Our work systematically analyses mechanisms of the emergence of resistance to targeted therapy. We proved that feedback loops cannot fully restore signaling activity that existed before, contrary to general belief in the field. Like the impossible achievements of Baron Munchausen, pulling himself out of a bog by his own hair with no external help, a signaling pathway cannot reactivate itself using only feedback loops. To escape, Baron Munchausen would either have help from the firm ground (a hand or stick), or ride on a rocket or cannonball which would propell him out of the bog. Similarly, we showed that to get proliferative signaling to be fully reactivated or even intensified, a pathway either would need assistance from other pathways via cross-talk, or the primary drug target would need to change to tolerate the drug or even get activated by this drug. Although this may sound improbable, such drug addiction of cancer cells happens quite often, and the cancer actually becomes dependent on the drug to grow faster, flying like Baron Munchausen on a cannonball.
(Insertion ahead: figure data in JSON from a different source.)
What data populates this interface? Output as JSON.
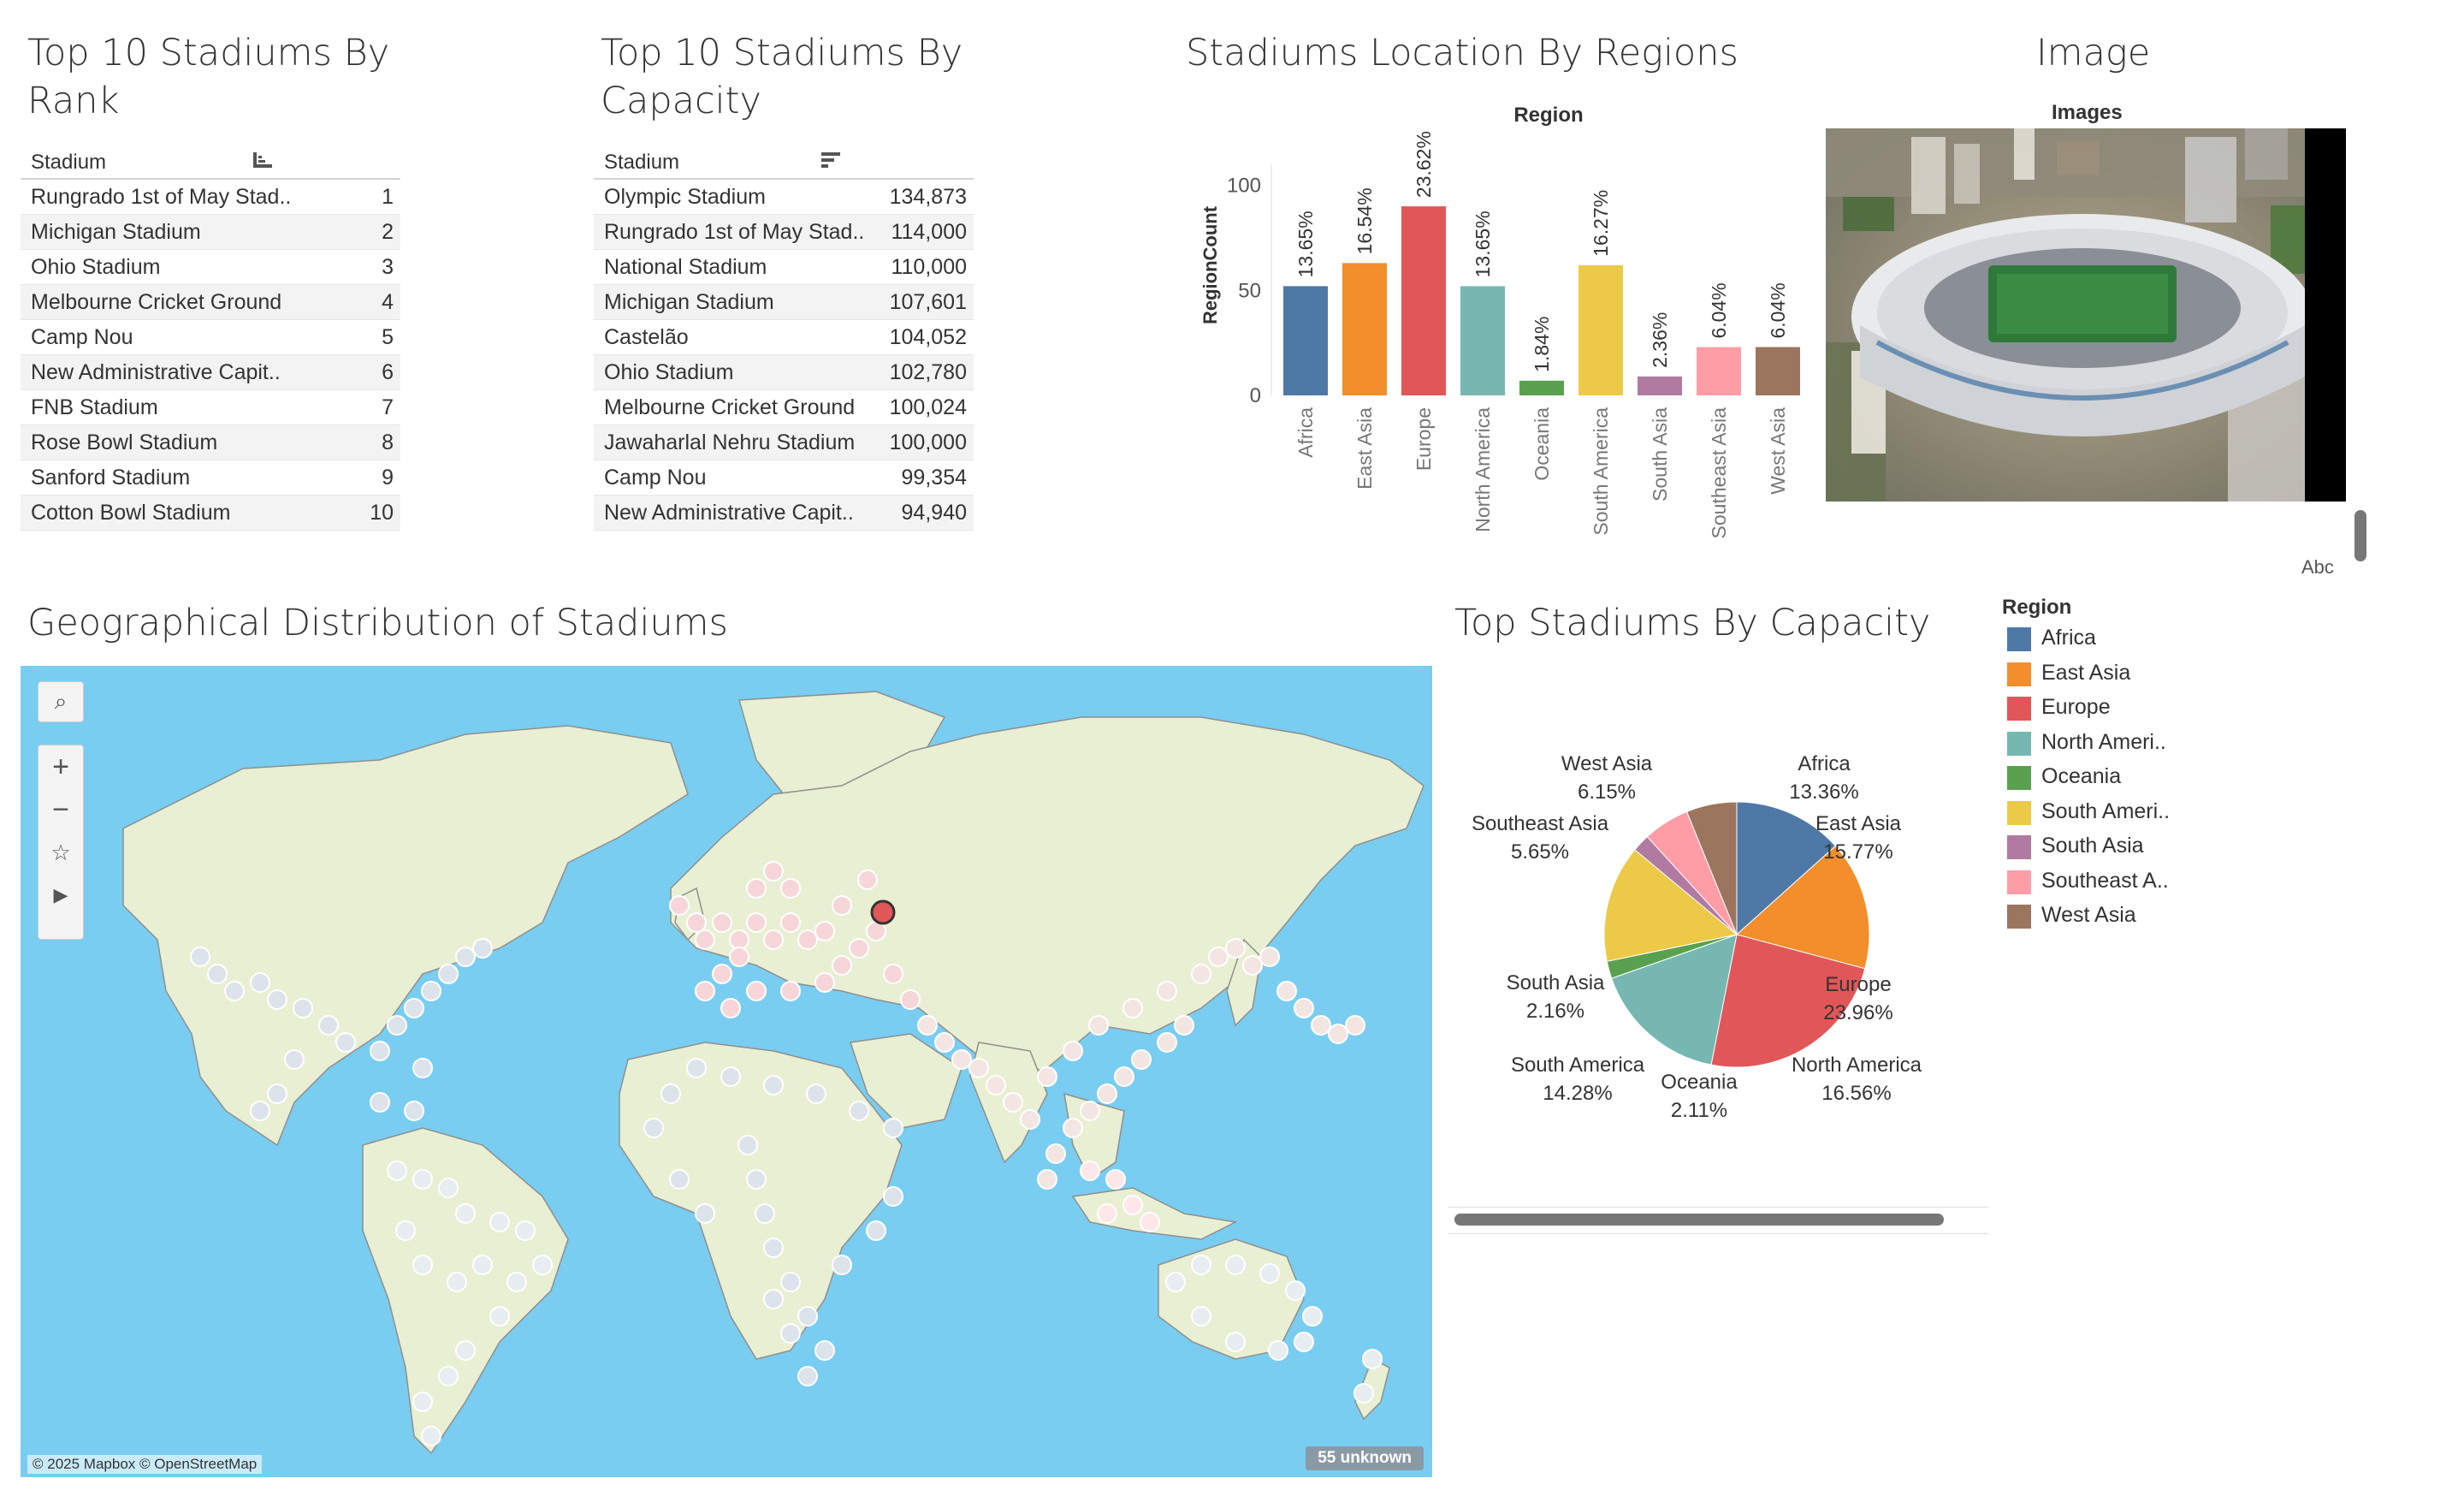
{
  "rank_table": {
    "title": "Top 10 Stadiums By Rank",
    "header": "Stadium",
    "rows": [
      {
        "name": "Rungrado 1st of May Stad..",
        "rank": "1"
      },
      {
        "name": "Michigan Stadium",
        "rank": "2"
      },
      {
        "name": "Ohio Stadium",
        "rank": "3"
      },
      {
        "name": "Melbourne Cricket Ground",
        "rank": "4"
      },
      {
        "name": "Camp Nou",
        "rank": "5"
      },
      {
        "name": "New Administrative Capit..",
        "rank": "6"
      },
      {
        "name": "FNB Stadium",
        "rank": "7"
      },
      {
        "name": "Rose Bowl Stadium",
        "rank": "8"
      },
      {
        "name": "Sanford Stadium",
        "rank": "9"
      },
      {
        "name": "Cotton Bowl Stadium",
        "rank": "10"
      }
    ]
  },
  "capacity_table": {
    "title": "Top 10 Stadiums By Capacity",
    "header": "Stadium",
    "rows": [
      {
        "name": "Olympic Stadium",
        "capacity": "134,873"
      },
      {
        "name": "Rungrado 1st of May Stad..",
        "capacity": "114,000"
      },
      {
        "name": "National Stadium",
        "capacity": "110,000"
      },
      {
        "name": "Michigan Stadium",
        "capacity": "107,601"
      },
      {
        "name": "Castelão",
        "capacity": "104,052"
      },
      {
        "name": "Ohio Stadium",
        "capacity": "102,780"
      },
      {
        "name": "Melbourne Cricket Ground",
        "capacity": "100,024"
      },
      {
        "name": "Jawaharlal Nehru Stadium",
        "capacity": "100,000"
      },
      {
        "name": "Camp Nou",
        "capacity": "99,354"
      },
      {
        "name": "New Administrative Capit..",
        "capacity": "94,940"
      }
    ]
  },
  "image_panel": {
    "title": "Image",
    "subtitle": "Images",
    "footer": "Abc"
  },
  "map_panel": {
    "title": "Geographical Distribution of Stadiums",
    "attribution": "© 2025 Mapbox © OpenStreetMap",
    "unknown_badge": "55 unknown",
    "controls": [
      "search-icon",
      "zoom-in-icon",
      "zoom-out-icon",
      "pin-clear-icon",
      "play-icon"
    ]
  },
  "colors": {
    "Africa": "#4e79a7",
    "East Asia": "#f28e2b",
    "Europe": "#e15759",
    "North America": "#76b7b2",
    "Oceania": "#59a14f",
    "South America": "#edc948",
    "South Asia": "#b07aa1",
    "Southeast Asia": "#ff9da7",
    "West Asia": "#9c755f",
    "ocean": "#79cdf1",
    "land": "#e9efd2"
  },
  "legend": {
    "title": "Region",
    "items": [
      "Africa",
      "East Asia",
      "Europe",
      "North Ameri..",
      "Oceania",
      "South Ameri..",
      "South Asia",
      "Southeast A..",
      "West Asia"
    ]
  },
  "chart_data": [
    {
      "type": "bar",
      "title": "Stadiums Location By Regions",
      "subtitle": "Region",
      "ylabel": "RegionCount",
      "categories": [
        "Africa",
        "East Asia",
        "Europe",
        "North America",
        "Oceania",
        "South America",
        "South Asia",
        "Southeast Asia",
        "West Asia"
      ],
      "values": [
        52,
        63,
        90,
        52,
        7,
        62,
        9,
        23,
        23
      ],
      "data_labels": [
        "13.65%",
        "16.54%",
        "23.62%",
        "13.65%",
        "1.84%",
        "16.27%",
        "2.36%",
        "6.04%",
        "6.04%"
      ],
      "yticks": [
        "0",
        "50",
        "100"
      ],
      "ylim": [
        0,
        110
      ]
    },
    {
      "type": "pie",
      "title": "Top Stadiums By Capacity",
      "slices": [
        {
          "label": "Africa",
          "pct": "13.36%",
          "value": 13.36
        },
        {
          "label": "East Asia",
          "pct": "15.77%",
          "value": 15.77
        },
        {
          "label": "Europe",
          "pct": "23.96%",
          "value": 23.96
        },
        {
          "label": "North America",
          "pct": "16.56%",
          "value": 16.56
        },
        {
          "label": "Oceania",
          "pct": "2.11%",
          "value": 2.11
        },
        {
          "label": "South America",
          "pct": "14.28%",
          "value": 14.28
        },
        {
          "label": "South Asia",
          "pct": "2.16%",
          "value": 2.16
        },
        {
          "label": "Southeast Asia",
          "pct": "5.65%",
          "value": 5.65
        },
        {
          "label": "West Asia",
          "pct": "6.15%",
          "value": 6.15
        }
      ]
    }
  ]
}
In the paper, we analyzed how to overcome this drug resistance using a combination of different drugs to kill cancer cells.
In summary our work dispels myths about emergence of drug resistance, and shows ways to overcome emerging resistance. These ways were experimentally validated.
The work referenced above is now available in a Cell Reports paper titled "A systematic analysis of signaling reactivation and drug resistance."